船橋市の幼稚園 夏見台幼稚園・保育園(船橋市)
2015.3.14「卒園式 園主あいさつ」

あいさつはなかなかの盛り上がりを見せておりますが…

あらゆるスピーチの中で最も緊張し、気合いが入るのが卒園式のあいさつです。園を巣立っていく子どもたちおよび保護者のみなさまに向けて何を語るのか?5分間の中で何ができるのか?私はつねに考え続けていました。そして以下の内容に辿りつきました。テーマは「名前」です。

自分の名前を大切にしてほしい。自分の名前を好きでいてほしい。これが、私が伝えたいことです。子どもたちに向けた話の後に、保護者向けに以下の内容を話したのですが…。その全文を記載いたします。

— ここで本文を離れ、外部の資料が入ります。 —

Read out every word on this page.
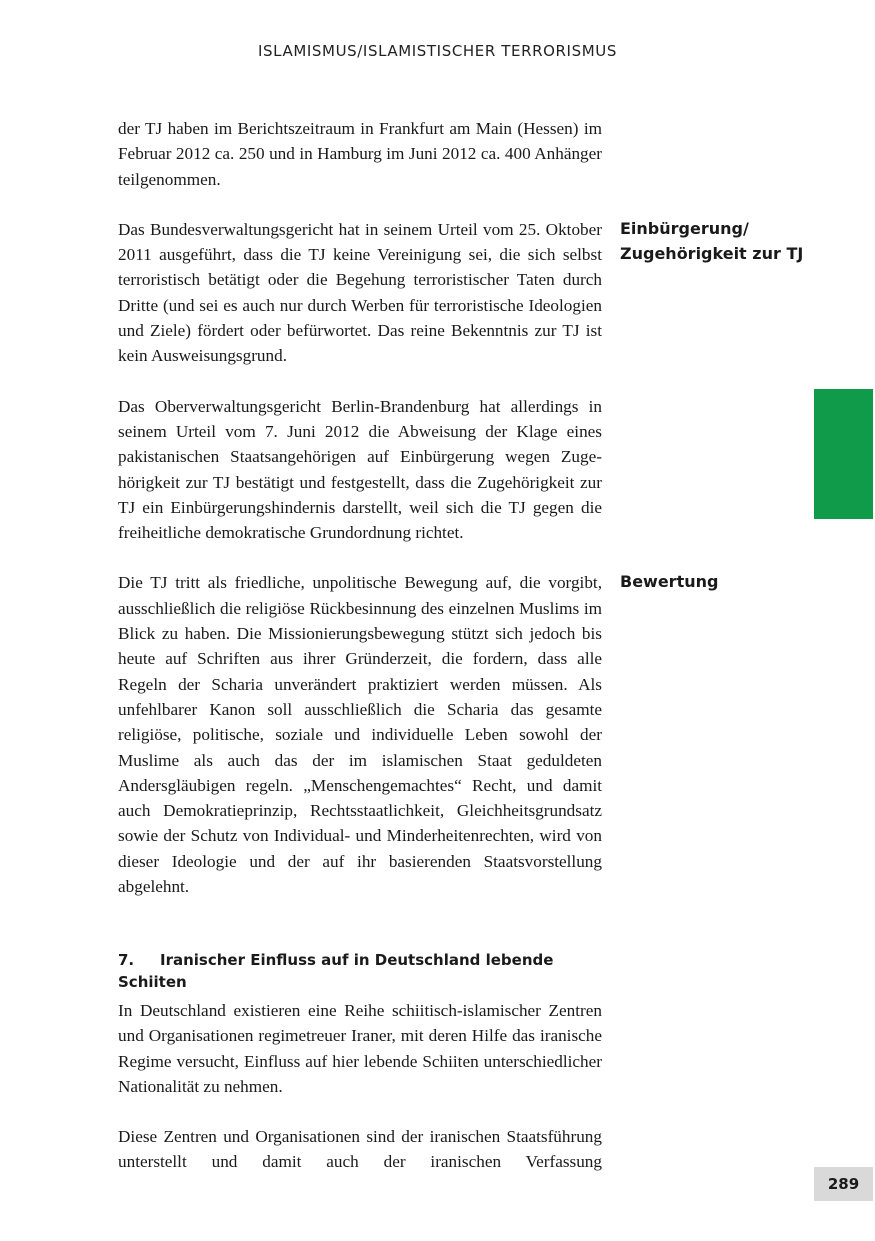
ISLAMISMUS/ISLAMISTISCHER TERRORISMUS

der TJ haben im Berichtszeitraum in Frankfurt am Main (Hessen) im Februar 2012 ca. 250 und in Hamburg im Juni 2012 ca. 400 Anhänger teilgenommen.

Das Bundesverwaltungsgericht hat in seinem Urteil vom 25. Oktober 2011 ausgeführt, dass die TJ keine Vereinigung sei, die sich selbst terroristisch betätigt oder die Begehung terroristischer Taten durch Dritte (und sei es auch nur durch Werben für terroristische Ideologien und Ziele) fördert oder befürwortet. Das reine Bekenntnis zur TJ ist kein Ausweisungsgrund.

Das Oberverwaltungsgericht Berlin-Brandenburg hat allerdings in seinem Urteil vom 7. Juni 2012 die Abweisung der Klage eines pakistanischen Staatsangehörigen auf Einbürgerung wegen Zugehörigkeit zur TJ bestätigt und festgestellt, dass die Zugehörigkeit zur TJ ein Einbürgerungshindernis darstellt, weil sich die TJ gegen die freiheitliche demokratische Grundordnung richtet.

Die TJ tritt als friedliche, unpolitische Bewegung auf, die vorgibt, ausschließlich die religiöse Rückbesinnung des einzelnen Muslims im Blick zu haben. Die Missionierungsbewegung stützt sich jedoch bis heute auf Schriften aus ihrer Gründerzeit, die fordern, dass alle Regeln der Scharia unverändert praktiziert werden müssen. Als unfehlbarer Kanon soll ausschließlich die Scharia das gesamte religiöse, politische, soziale und individuelle Leben sowohl der Muslime als auch das der im islamischen Staat geduldeten Andersgläubigen regeln. „Menschengemachtes“ Recht, und damit auch Demokratieprinzip, Rechtsstaatlichkeit, Gleichheitsgrundsatz sowie der Schutz von Individual- und Minderheitenrechten, wird von dieser Ideologie und der auf ihr basierenden Staatsvorstellung abgelehnt.

Einbürgerung/
Zugehörigkeit zur TJ
Bewertung
7. Iranischer Einfluss auf in Deutschland lebende Schiiten

In Deutschland existieren eine Reihe schiitisch-islamischer Zentren und Organisationen regimetreuer Iraner, mit deren Hilfe das iranische Regime versucht, Einfluss auf hier lebende Schiiten unterschiedlicher Nationalität zu nehmen.

Diese Zentren und Organisationen sind der iranischen Staatsführung unterstellt und damit auch der iranischen Verfassung

289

神話学者のジョセフ・キャンベルの話をヒントに、ジョージ・ルーカスはあの「スター・ウォーズ」を作りました。キャンベルは世界中の神話を研究した学者です。アメリカン・インディアンの神話、北欧ケルトの神話、もちろん、日本の神話…そうした世界中の神話の中に、くり返し現れる共通のモチーフがあると、キャンベルは言います。たとえばこんなものです。

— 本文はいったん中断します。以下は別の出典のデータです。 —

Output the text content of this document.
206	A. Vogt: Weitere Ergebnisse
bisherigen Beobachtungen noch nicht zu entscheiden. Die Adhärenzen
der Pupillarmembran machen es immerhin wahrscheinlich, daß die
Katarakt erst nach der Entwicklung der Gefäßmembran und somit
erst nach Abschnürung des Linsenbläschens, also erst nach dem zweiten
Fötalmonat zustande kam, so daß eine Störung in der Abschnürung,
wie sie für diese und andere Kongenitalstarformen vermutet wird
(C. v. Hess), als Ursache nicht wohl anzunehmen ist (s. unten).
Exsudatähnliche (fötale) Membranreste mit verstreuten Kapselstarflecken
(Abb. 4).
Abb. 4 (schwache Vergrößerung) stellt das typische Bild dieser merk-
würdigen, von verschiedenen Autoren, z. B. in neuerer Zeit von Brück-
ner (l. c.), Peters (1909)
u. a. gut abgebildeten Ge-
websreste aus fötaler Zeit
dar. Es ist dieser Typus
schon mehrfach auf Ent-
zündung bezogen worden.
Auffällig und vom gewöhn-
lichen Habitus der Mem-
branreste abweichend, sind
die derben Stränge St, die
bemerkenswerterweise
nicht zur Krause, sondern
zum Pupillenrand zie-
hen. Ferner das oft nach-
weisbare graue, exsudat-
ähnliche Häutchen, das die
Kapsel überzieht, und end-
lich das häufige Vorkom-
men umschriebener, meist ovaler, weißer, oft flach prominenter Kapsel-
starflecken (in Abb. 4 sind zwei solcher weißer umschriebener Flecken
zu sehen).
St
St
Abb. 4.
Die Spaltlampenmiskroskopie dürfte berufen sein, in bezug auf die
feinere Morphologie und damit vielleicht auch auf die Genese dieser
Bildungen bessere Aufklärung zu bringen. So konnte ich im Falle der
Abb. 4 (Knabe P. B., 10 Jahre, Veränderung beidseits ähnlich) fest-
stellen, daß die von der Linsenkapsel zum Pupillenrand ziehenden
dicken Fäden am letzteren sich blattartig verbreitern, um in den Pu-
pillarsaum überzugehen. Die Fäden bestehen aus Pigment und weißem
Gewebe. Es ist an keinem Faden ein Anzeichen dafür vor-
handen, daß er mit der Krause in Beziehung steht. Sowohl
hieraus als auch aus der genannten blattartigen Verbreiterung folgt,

「男の子が母親の元を離れ父親を探しに行く。父親は子どもに本当の名前を教える。その名前とともに子どもは母親の元に戻る」。

この「名前」のところが、あるいはフォースになり、あるいは魔法になり、お宝になる…私たちは同じストーリーのさまざまなバリエーションを見ているのだとキャンベルは言います。私はこれは、人生の象徴ではないかと思うのです。

みなさんがお子さんに与えた世界でたった1つの名前。そこにはさまざまな思いが込められていると思います。その、「外」から与えられた名前に、自分の「内」から意味づけするのは子どもたち自身です。それがアイデンティティの確立であり、自己肯定感の問題です。

では学校へ行くとどうでしょう?名前は数字に置き換えられます。出席番号になります。成績になります。偏差値になります。数字は並び替えが可能です。比較が可能です。子どもたちの自己肯定感は揺らぎ始めます。そのときこそ、です!どうかみなさんは強い信念をお持ちいただきたいと思います。あの、ライオンキングのストーリーのように。

「シンバ、自分を思い出せ!Remember who you are.自分の名前を思い出せ!」

子どもたち一人ひとりが自分の名前を好きになり、自分の名前を誇りにすることができる。それが夏見台幼稚園・保育園、園主としての私の願いです。